Sarcophagus was incubated by Decent Labs, a Miami-based crypto-focused venture studio whose portfolio includes Celsius, a cryptocurrency lending platform, and BRD, a digital wallet company acquired by Coinbase in November. In an exclusive interview with The Information about the funding round, Decent Labs co-founder and CEO Parker McCurley said the company took a unique approach to its latest raise—by conducting it entirely on the blockchain.
The strategy represents a hybrid between VC investing and crowdfunding. Sarcophagus formed a decentralized autonomous organization (DAO)—a blockchain-based collective—to review potential investment agreements submitted by investors and vote on who gets to invest in the protocol. The DAO whitelists blockchain addresses approved to contribute funds, and in return, investors receive SARCO tokens to use on the platform.

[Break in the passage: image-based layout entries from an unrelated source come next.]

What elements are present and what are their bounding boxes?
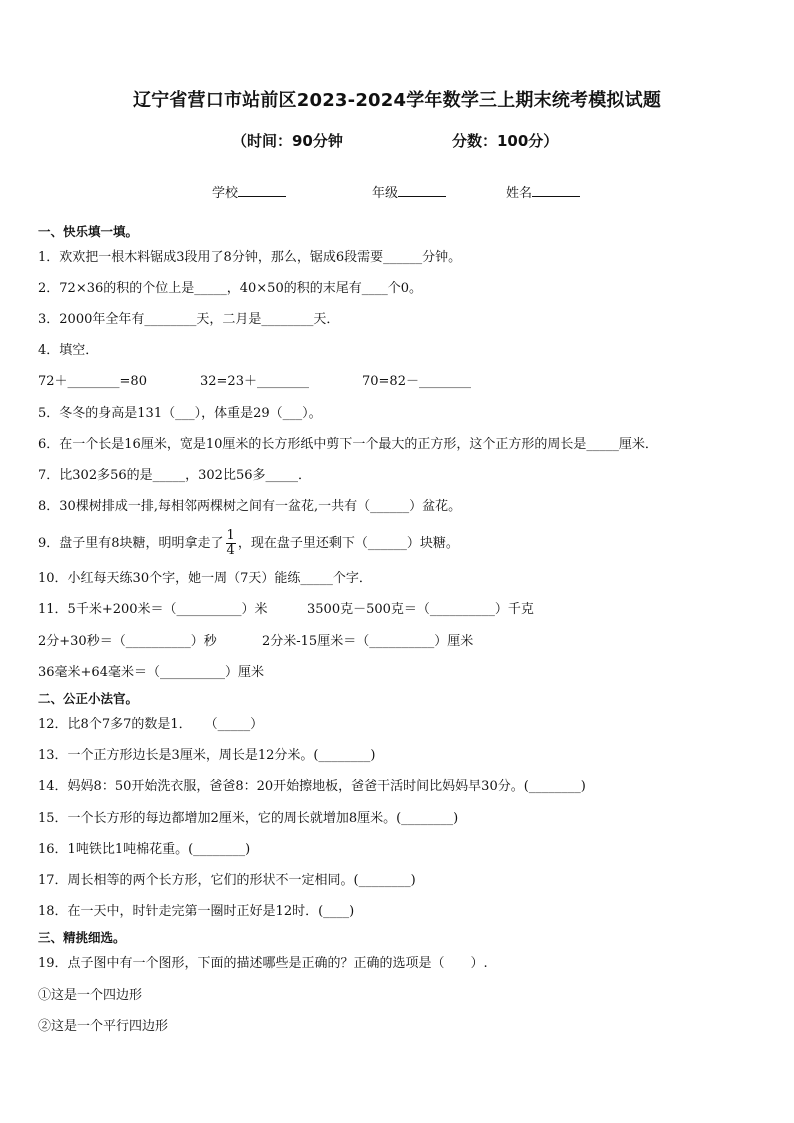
question-7: 7．比302多56的是_____，302比56多_____．: [38, 468, 311, 483]
question-9-prefix: 9．盘子里有8块糖，明明拿走了: [38, 536, 224, 551]
question-4: 4．填空．: [38, 343, 99, 358]
question-16: 16．1吨铁比1吨棉花重。(________): [38, 842, 251, 857]
section-heading-1: 一、快乐填一填。: [38, 224, 139, 239]
school-label: 学校: [212, 186, 239, 201]
question-13: 13．一个正方形边长是3厘米，周长是12分米。(________): [38, 748, 376, 763]
question-14: 14．妈妈8：50开始洗衣服，爸爸8：20开始擦地板，爸爸干活时间比妈妈早30分。(________): [38, 779, 586, 794]
grade-label: 年级: [372, 186, 399, 201]
fraction-numerator: 1: [226, 528, 235, 543]
fraction-one-quarter: [226, 529, 236, 558]
question-4b: 32=23＋________: [200, 374, 309, 389]
question-17: 17．周长相等的两个长方形，它们的形状不一定相同。(________): [38, 873, 416, 888]
section-heading-2: 二、公正小法官。: [38, 691, 139, 706]
question-4a: 72＋________=80: [38, 374, 147, 389]
exam-score: 分数：100分）: [452, 132, 559, 150]
name-blank: [532, 184, 580, 197]
question-5: 5．冬冬的身高是131（___），体重是29（___）。: [38, 406, 322, 421]
section-heading-3: 三、精挑细选。: [38, 930, 126, 945]
question-1: 1．欢欢把一根木料锯成3段用了8分钟，那么，锯成6段需要______分钟。: [38, 250, 462, 265]
question-9-suffix: ，现在盘子里还剩下（______）块糖。: [237, 536, 459, 551]
school-field: [212, 182, 286, 201]
fraction-denominator: 4: [226, 543, 235, 558]
question-11d: 2分米-15厘米＝（__________）厘米: [262, 634, 474, 649]
school-blank: [238, 184, 286, 197]
question-19-option-1: ①这是一个四边形: [38, 988, 143, 1003]
name-field: [506, 182, 580, 201]
question-10: 10．小红每天练30个字，她一周（7天）能练_____个字．: [38, 571, 372, 586]
page-title: 辽宁省营口市站前区2023-2024学年数学三上期末统考模拟试题: [132, 90, 662, 111]
question-12: 12．比8个7多7的数是1． （_____）: [38, 717, 264, 732]
question-11c: 2分+30秒＝（__________）秒: [38, 634, 217, 649]
question-11a: 11．5千米+200米＝（__________）米: [38, 602, 268, 617]
exam-time: （时间：90分钟: [232, 132, 343, 150]
question-19-option-2: ②这是一个平行四边形: [38, 1019, 169, 1034]
name-label: 姓名: [506, 186, 533, 201]
question-6: 6．在一个长是16厘米，宽是10厘米的长方形纸中剪下一个最大的正方形，这个正方形的周长是_____厘米．: [38, 437, 658, 452]
question-9: [38, 524, 459, 564]
grade-field: [372, 182, 446, 201]
question-4c: 70=82－________: [362, 374, 471, 389]
question-11e: 36毫米+64毫米＝（__________）厘米: [38, 665, 264, 680]
question-19: 19．点子图中有一个图形，下面的描述哪些是正确的？正确的选项是（ ）.: [38, 956, 488, 971]
question-18: 18．在一天中，时针走完第一圈时正好是12时．(____): [38, 904, 355, 919]
grade-blank: [398, 184, 446, 197]
question-2: 2．72×36的积的个位上是_____，40×50的积的末尾有____个0。: [38, 281, 422, 296]
question-8: 8．30棵树排成一排,每相邻两棵树之间有一盆花,一共有（______）盆花。: [38, 499, 462, 514]
question-15: 15．一个长方形的每边都增加2厘米，它的周长就增加8厘米。(________): [38, 811, 459, 826]
question-11b: 3500克－500克＝（__________）千克: [307, 602, 534, 617]
question-3: 3．2000年全年有________天，二月是________天．: [38, 312, 340, 327]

McCurley said these blockchain addresses belong primarily to venture capital firms but also include individual investors. Unlike traditional fundraising, where different investors often receive vastly different equity terms, deal rights, and preferential treatment, in this hybrid model all investors received the same token price and deadline when the funding round concluded on Tuesday.

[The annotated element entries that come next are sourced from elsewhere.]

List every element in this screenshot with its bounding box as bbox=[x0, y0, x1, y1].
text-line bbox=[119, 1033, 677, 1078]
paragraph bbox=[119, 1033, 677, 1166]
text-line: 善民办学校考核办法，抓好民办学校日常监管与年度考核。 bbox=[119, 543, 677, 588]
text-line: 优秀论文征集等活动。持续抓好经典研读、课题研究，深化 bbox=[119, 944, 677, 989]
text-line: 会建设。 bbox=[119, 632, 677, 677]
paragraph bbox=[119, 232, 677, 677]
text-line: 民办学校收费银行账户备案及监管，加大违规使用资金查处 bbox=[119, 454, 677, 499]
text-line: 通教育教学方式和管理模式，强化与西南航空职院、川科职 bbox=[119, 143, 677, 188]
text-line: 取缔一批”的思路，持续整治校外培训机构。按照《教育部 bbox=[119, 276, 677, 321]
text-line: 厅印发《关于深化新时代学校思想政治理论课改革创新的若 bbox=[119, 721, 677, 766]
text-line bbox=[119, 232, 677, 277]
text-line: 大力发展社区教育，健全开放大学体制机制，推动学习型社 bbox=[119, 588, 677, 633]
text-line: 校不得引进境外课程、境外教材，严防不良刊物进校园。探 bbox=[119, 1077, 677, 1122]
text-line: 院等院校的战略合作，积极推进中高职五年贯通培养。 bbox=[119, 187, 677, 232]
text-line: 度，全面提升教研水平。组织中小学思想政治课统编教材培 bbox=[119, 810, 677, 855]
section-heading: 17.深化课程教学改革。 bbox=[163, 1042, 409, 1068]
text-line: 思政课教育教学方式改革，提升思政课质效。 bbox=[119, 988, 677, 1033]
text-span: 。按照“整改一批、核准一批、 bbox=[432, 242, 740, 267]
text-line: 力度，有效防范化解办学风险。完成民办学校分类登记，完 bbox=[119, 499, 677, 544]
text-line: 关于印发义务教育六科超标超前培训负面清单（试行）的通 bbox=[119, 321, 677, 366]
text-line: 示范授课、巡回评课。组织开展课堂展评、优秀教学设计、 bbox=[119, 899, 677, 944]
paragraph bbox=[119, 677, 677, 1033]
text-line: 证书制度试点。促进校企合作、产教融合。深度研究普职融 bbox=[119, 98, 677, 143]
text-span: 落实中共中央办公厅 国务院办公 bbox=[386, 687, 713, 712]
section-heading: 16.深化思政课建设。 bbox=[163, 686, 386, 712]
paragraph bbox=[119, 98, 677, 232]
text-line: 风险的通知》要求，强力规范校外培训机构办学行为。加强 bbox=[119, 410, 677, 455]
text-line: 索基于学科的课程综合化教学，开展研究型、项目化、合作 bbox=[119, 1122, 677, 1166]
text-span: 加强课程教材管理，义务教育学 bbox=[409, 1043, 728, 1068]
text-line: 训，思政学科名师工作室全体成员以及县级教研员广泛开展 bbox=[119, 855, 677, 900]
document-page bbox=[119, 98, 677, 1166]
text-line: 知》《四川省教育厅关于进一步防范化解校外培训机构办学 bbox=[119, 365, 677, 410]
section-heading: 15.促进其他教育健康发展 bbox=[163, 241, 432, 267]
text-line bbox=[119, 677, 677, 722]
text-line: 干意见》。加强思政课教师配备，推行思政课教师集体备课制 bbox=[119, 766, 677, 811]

“No last-minute calls, no VCs trying to rush in for a better deal and mess up the dynamics for everyone else,” McCurley said.
In recent weeks, VC investments into cryptocurrency have proven controversial—especially among crypto advocates like Jack Dorsey, former CEO of Twitter. When venture firms make large-scale investments by purchasing tokens, they theoretically gain control over protocols, since tokens typically carry voting rights that help determine how platforms are governed. Concentrating power through large token holdings runs counter to the decentralized nature of these protocols, which are meant to be managed by users.
"Venture capitalists want exposure to crypto returns," McCurley said. "Crypto people don't necessarily want VCs."
McCurley said investment structures like the one used by Sarcophagus eliminate backroom deals and bring greater transparency to the fundraising process. By approving who can invest and limiting how many tokens each party can buy, the DAO governing Sarcophagus can help ensure that VCs don’t gain excessive control.
He added that newer venture firms investing in Sarcophagus—including Inflection and Infinite Capital—are focused specifically on crypto. Even though established players like Andreessen Horowitz and Sequoia Capital have poured money into crypto, McCurley said he’s more interested in venture firms that specialize in the space.
“There are so many incredible crypto-native venture firms that are truly focused on building the space we most want to work in,” he said.